To perfourme the mercy promised to our fathers : and to remember his holy covenaunt.
To perfourme the othe whiche he sware to our father Abraham : that he would geve us.
That we being delivered out of the handes of our enemies might serve him without feare,
In holynesse and ryghteousnes before him all the dayes of our lyfe.
And thou childe, shalte bee called the prophete of the highest: for thou shalte goe hefore the face of the Lord, to prepare his wayes.
To geve knowledge of salvacion unto his people : for the remission of their sinnes.
Through the tender mercie of our god : whereby the dayespryng from an hygh hath visited us;
To geve lighte to them that sitte in darkenes, and in the shadowe of death : and to guide our fete into the way of peace.

Glory be to the father, &c.
As it was in the beginnyng, &c.

— The Song of Zachary; Benedictus: and Thanksgiving for the performance of God’s promises. Order of Mattins from the Book of Common Prayer (1549).

The Brightest Gem in the Spiritual Crown of Rome

The ignorance or supineness which characterises so many English writers on Celtic history is to be found even among Highland and Irish clerics and others who have not taken the trouble to study or even become acquainted with their own ancient literature, but fallen into the foolish and discreditable conventionalism which maintains that before Columban or in pre-Christian days the Celtic race consisted of wholly uncivilised and broken tribes, rival only in savagery.

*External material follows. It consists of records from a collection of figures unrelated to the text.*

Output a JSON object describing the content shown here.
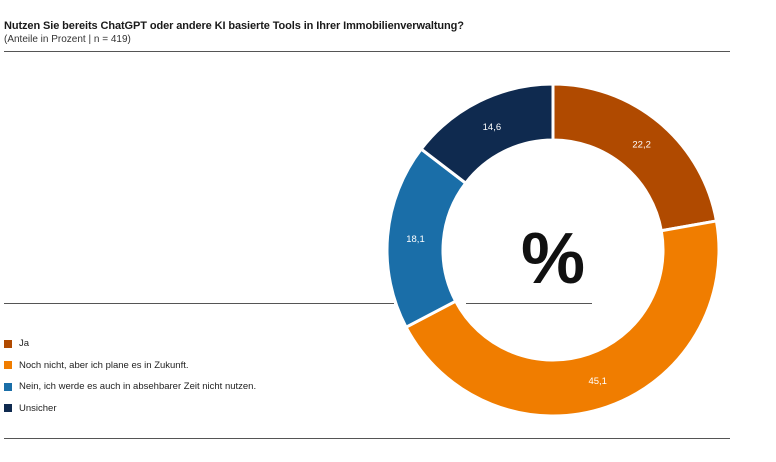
{
  "chart_data": {
    "type": "pie",
    "title": "Nutzen Sie bereits ChatGPT oder andere KI basierte Tools in Ihrer Immobilienverwaltung?",
    "subtitle": "(Anteile in Prozent | n = 419)",
    "center_label": "%",
    "categories": [
      "Ja",
      "Noch nicht, aber ich plane es in Zukunft.",
      "Nein, ich werde es auch in absehbarer Zeit nicht nutzen.",
      "Unsicher"
    ],
    "values": [
      22.2,
      45.1,
      18.1,
      14.6
    ],
    "value_labels": [
      "22,2",
      "45,1",
      "18,1",
      "14,6"
    ],
    "colors": [
      "#b04a00",
      "#f07d00",
      "#1a6ea8",
      "#0f2a4f"
    ],
    "legend_placement": "bottom-left",
    "donut": true
  }
}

How little true that is; as wide of truth as the statements that the far influences of Iona ceased with the death of Columba. Not only was the island for two centuries thereafter (in the words of an eminent historian) “the nursery of bishops, the centre of education, the asylum of religious knowledge, the place of union, the capital and necropolis of the Celtic race,” but the spiritual colonies of Iona had everywhere leavened western Europe. Charlemagne knew and reverenced “this little people of Iona,” who from a remote island in the wild seas beyond the almost as remote countries of Scotland and England had spread the Gospel everywhere. Not only were many monasteries founded by monks from Iona in the narrower France of that day, but also in Lorraine, Alsatia, in Switzerland, and in the German states; in distant Bavaria even, no fewer than sixteen were thus founded. In the very year the Danes made their first descent on the doomed island, a monk of Iona was Bishop of Tarento in Italy. In a word, in that day, Iona was the brightest gem in the spiritual crown of Rome.

Note to page 118 of The Works of “Fiona MacLeod” (Uniform Edition), Volume IV, arranged by Mrs. William Sharp, William Heinemann, London, 1912.